Prompting is the skill of talking to AI in a way it understands best. It’s not just about using fancy words. It’s about giving AI the right information so it can help you do real work and achieve specific business objectives.
How Prompting Became Important
In the past, only computer experts could use AI. Ihor explains: “You needed a solid IT department to write plenty of code, and your business had to have a huge dataset to train the model. But today, anyone can type in a question and get help from an AI.” But you probably already faced the grim reality: often, its output is underwhelming or generic.
Prompt engineering helps fix that. Imagine you found a lamp with a genie in it, which can fulfill any wish. The genie is out, and you tell him: “I wish I had everything”, and the genie replies, “Indeed, you HAD everything” and moves on.
AI is the same: it is super capable in the right hands, but you need to know how to use it.
Three Prompting Tips Every CEO Should Know
Ihor Parinov shares three essential tips to help leaders use AI more effectively:
- Flip the Script: Let the AI Ask You Questions
Many people rush to ask the AI for a final output.
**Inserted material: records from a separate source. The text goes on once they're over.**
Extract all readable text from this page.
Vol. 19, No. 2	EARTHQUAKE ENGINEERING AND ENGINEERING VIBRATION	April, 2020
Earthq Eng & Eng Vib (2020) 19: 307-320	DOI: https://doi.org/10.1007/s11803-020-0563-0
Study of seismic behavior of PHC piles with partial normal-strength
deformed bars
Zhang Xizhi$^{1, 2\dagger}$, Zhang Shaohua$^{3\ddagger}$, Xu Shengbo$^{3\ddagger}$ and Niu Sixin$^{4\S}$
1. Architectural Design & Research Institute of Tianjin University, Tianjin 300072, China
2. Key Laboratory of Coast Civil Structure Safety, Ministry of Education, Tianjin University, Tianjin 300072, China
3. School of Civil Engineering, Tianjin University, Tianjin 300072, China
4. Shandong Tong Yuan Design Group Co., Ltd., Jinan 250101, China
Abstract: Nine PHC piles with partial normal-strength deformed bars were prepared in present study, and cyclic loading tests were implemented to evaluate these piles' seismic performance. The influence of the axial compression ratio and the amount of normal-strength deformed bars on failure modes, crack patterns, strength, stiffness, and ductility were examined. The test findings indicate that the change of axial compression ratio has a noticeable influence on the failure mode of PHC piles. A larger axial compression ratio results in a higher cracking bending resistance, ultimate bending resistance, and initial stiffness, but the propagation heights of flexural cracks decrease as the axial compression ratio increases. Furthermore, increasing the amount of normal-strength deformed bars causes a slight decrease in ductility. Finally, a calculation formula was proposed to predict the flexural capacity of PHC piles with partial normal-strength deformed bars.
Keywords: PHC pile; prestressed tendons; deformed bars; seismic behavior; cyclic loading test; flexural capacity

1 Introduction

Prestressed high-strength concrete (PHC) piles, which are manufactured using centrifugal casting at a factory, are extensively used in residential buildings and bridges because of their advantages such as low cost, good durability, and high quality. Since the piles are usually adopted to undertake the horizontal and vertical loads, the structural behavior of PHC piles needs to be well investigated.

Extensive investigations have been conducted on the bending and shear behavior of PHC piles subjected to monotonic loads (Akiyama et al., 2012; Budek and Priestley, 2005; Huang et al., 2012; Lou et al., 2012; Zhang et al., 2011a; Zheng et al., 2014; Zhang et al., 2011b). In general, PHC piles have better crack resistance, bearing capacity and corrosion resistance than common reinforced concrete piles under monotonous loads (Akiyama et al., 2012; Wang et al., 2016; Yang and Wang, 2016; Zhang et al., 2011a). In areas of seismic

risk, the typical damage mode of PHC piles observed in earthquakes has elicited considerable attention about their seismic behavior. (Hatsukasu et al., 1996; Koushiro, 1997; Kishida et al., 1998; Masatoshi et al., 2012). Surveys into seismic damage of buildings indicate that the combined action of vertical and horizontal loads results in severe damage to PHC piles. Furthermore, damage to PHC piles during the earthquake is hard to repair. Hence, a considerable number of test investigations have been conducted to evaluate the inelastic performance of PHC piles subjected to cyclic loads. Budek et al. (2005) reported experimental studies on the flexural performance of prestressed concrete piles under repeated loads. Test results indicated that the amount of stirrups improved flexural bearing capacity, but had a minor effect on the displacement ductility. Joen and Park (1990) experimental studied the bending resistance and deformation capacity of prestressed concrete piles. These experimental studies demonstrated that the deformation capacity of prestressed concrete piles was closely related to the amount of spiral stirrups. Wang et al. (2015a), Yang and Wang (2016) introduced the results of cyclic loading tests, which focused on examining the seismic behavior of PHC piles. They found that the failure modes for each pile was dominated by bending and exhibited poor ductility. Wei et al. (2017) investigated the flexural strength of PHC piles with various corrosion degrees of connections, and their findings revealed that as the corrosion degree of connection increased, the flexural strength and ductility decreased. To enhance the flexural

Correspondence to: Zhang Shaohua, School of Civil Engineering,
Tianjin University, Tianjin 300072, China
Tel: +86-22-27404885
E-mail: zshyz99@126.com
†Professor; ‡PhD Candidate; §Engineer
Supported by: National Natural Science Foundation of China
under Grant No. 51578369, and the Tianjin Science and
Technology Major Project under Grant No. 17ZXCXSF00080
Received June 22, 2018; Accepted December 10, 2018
But Ihor suggests a smarter move: start by instructing the AI to ask you clarifying questions. For example, instruct it: “Before you provide ideas, ask me three questions to get more context about the market, our company and products”. This simple trick ensures you provide the necessary context you might have initially overlooked, and it primes the AI to deliver results that are tenfold better. It transforms a one-way command into a collaborative process. - Use Markdown and Lists to Organize Your Prompts
Ihor recommends utilizing Markdown (like headings, bullet points, bold text, or code blocks) within your prompts to organize information, define sections, and highlight key instructions. For instance, clearly separate sections with headings like:# Role
You are an expert sales trainer# Context
We sell SaaS to healthcare firms in US and Canada# Output
Five bullet points for an inbound call scriptThis helps the AI parse and digest your instructions more effectively – you’ll get much more consistent results. Plus, it makes the prompts easier for you and your team to read, understand, and refine.
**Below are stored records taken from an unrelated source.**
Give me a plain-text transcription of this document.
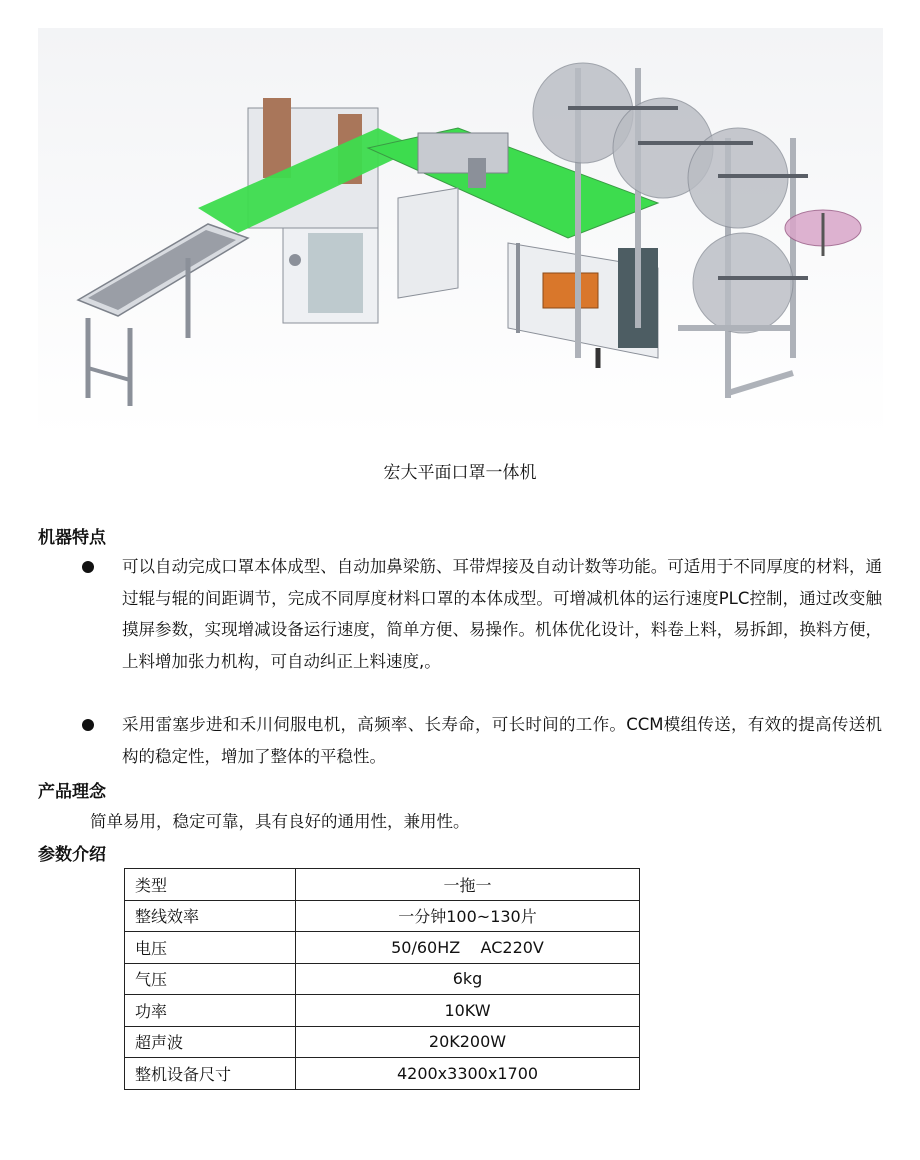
宏大平面口罩一体机
机器特点
可以自动完成口罩本体成型、自动加鼻梁筋、耳带焊接及自动计数等功能。可适用于不同厚度的材料，通过辊与辊的间距调节，完成不同厚度材料口罩的本体成型。可增减机体的运行速度PLC控制，通过改变触摸屏参数，实现增减设备运行速度，简单方便、易操作。机体优化设计，料卷上料，易拆卸，换料方便，上料增加张力机构，可自动纠正上料速度,。
采用雷塞步进和禾川伺服电机，高频率、长寿命，可长时间的工作。CCM模组传送，有效的提高传送机构的稳定性，增加了整体的平稳性。
产品理念
简单易用，稳定可靠，具有良好的通用性，兼用性。
参数介绍
类型	一拖一
整线效率	一分钟100~130片
电压	50/60HZ    AC220V
气压	6kg
功率	10KW
超声波	20K200W
整机设备尺寸	4200x3300x1700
- Select the Proper AI Model
While prompt engineering is crucial, Ihor stresses that different AI models excel at different tasks. Sometimes, optimizing a prompt isn’t enough; you need to select the right tool for the job. For example:
- GPT-4.5 might be exceptional for creative writing tasks and content generation but struggles with complex scientific or mathematical reasoning.
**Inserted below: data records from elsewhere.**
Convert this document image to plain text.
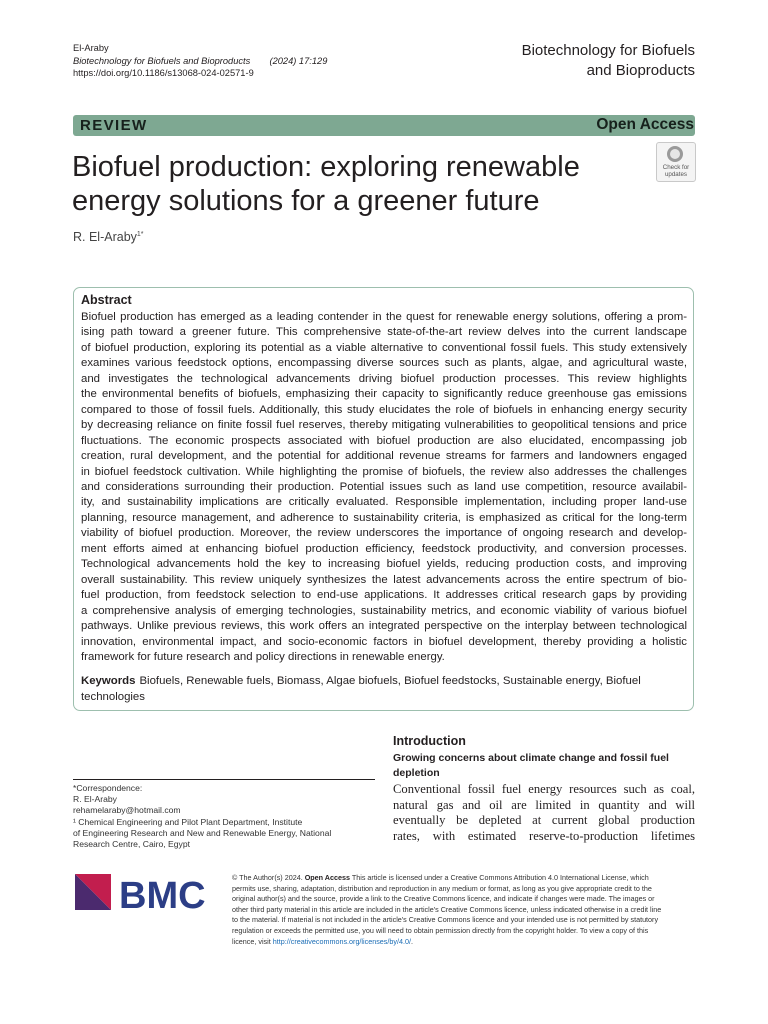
El-Araby
Biotechnology for Biofuels and Bioproducts (2024) 17:129
https://doi.org/10.1186/s13068-024-02571-9
Biotechnology for Biofuels
and Bioproducts
REVIEW	Open Access
Biofuel production: exploring renewable
energy solutions for a greener future
Check for
updates
R. El-Araby$^{1*}$
Abstract
Biofuel production has emerged as a leading contender in the quest for renewable energy solutions, offering a prom-
ising path toward a greener future. This comprehensive state-of-the-art review delves into the current landscape
of biofuel production, exploring its potential as a viable alternative to conventional fossil fuels. This study extensively
examines various feedstock options, encompassing diverse sources such as plants, algae, and agricultural waste,
and investigates the technological advancements driving biofuel production processes. This review highlights
the environmental benefits of biofuels, emphasizing their capacity to significantly reduce greenhouse gas emissions
compared to those of fossil fuels. Additionally, this study elucidates the role of biofuels in enhancing energy security
by decreasing reliance on finite fossil fuel reserves, thereby mitigating vulnerabilities to geopolitical tensions and price
fluctuations. The economic prospects associated with biofuel production are also elucidated, encompassing job
creation, rural development, and the potential for additional revenue streams for farmers and landowners engaged
in biofuel feedstock cultivation. While highlighting the promise of biofuels, the review also addresses the challenges
and considerations surrounding their production. Potential issues such as land use competition, resource availabil-
ity, and sustainability implications are critically evaluated. Responsible implementation, including proper land-use
planning, resource management, and adherence to sustainability criteria, is emphasized as critical for the long-term
viability of biofuel production. Moreover, the review underscores the importance of ongoing research and develop-
ment efforts aimed at enhancing biofuel production efficiency, feedstock productivity, and conversion processes.
Technological advancements hold the key to increasing biofuel yields, reducing production costs, and improving
overall sustainability. This review uniquely synthesizes the latest advancements across the entire spectrum of bio-
fuel production, from feedstock selection to end-use applications. It addresses critical research gaps by providing
a comprehensive analysis of emerging technologies, sustainability metrics, and economic viability of various biofuel
pathways. Unlike previous reviews, this work offers an integrated perspective on the interplay between technological
innovation, environmental impact, and socio-economic factors in biofuel development, thereby providing a holistic
framework for future research and policy directions in renewable energy.
Keywords Biofuels, Renewable fuels, Biomass, Algae biofuels, Biofuel feedstocks, Sustainable energy, Biofuel
technologies
*Correspondence:
R. El-Araby
rehamelaraby@hotmail.com
¹ Chemical Engineering and Pilot Plant Department, Institute
of Engineering Research and New and Renewable Energy, National
Research Centre, Cairo, Egypt
Introduction
Growing concerns about climate change and fossil fuel depletion
Conventional fossil fuel energy resources such as coal,
natural gas and oil are limited in quantity and will
eventually be depleted at current global production
rates, with estimated reserve-to-production lifetimes
BMC	© The Author(s) 2024. Open Access This article is licensed under a Creative Commons Attribution 4.0 International License, which
permits use, sharing, adaptation, distribution and reproduction in any medium or format, as long as you give appropriate credit to the
original author(s) and the source, provide a link to the Creative Commons licence, and indicate if changes were made. The images or
other third party material in this article are included in the article's Creative Commons licence, unless indicated otherwise in a credit line
to the material. If material is not included in the article's Creative Commons licence and your intended use is not permitted by statutory
regulation or exceeds the permitted use, you will need to obtain permission directly from the copyright holder. To view a copy of this
licence, visit http://creativecommons.org/licenses/by/4.0/.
- Claude-4 often shines at thinking through problems and even assists non-programmer managers in quickly building an app, but it might not handle very long conversations as smoothly.
- Gemini-2.5 Pro has a remarkably impressive context window (aka memory), 9x of GPT and 5x of Claude. This makes it perfect for long conversations and analyzing huge documents.
No single model is a panacea; effective enterprise AI requires matching the use case to the most appropriate underlying technology, then mastering the prompts for that specific model.
Why All This Matters
AI is no longer a “future trend.” It’s an everyday tool—embedded in CRM systems, project management, hiring, and customer service. CEOs who treat AI like a magic box will soon fall behind those who treat it like a partner. In a world of shrinking margins, relentless change, and talent shortages, your ability to get more out of AI may be the difference between leading and lagging.
Prompting is not a silver bullet, but it definitely emerged as one of the key skills of a successful CEO. The executives who learn to communicate with AI—clearly, strategically, and creatively—will build smarter teams, run leaner organizations, and seize opportunities before the competition even sees them coming.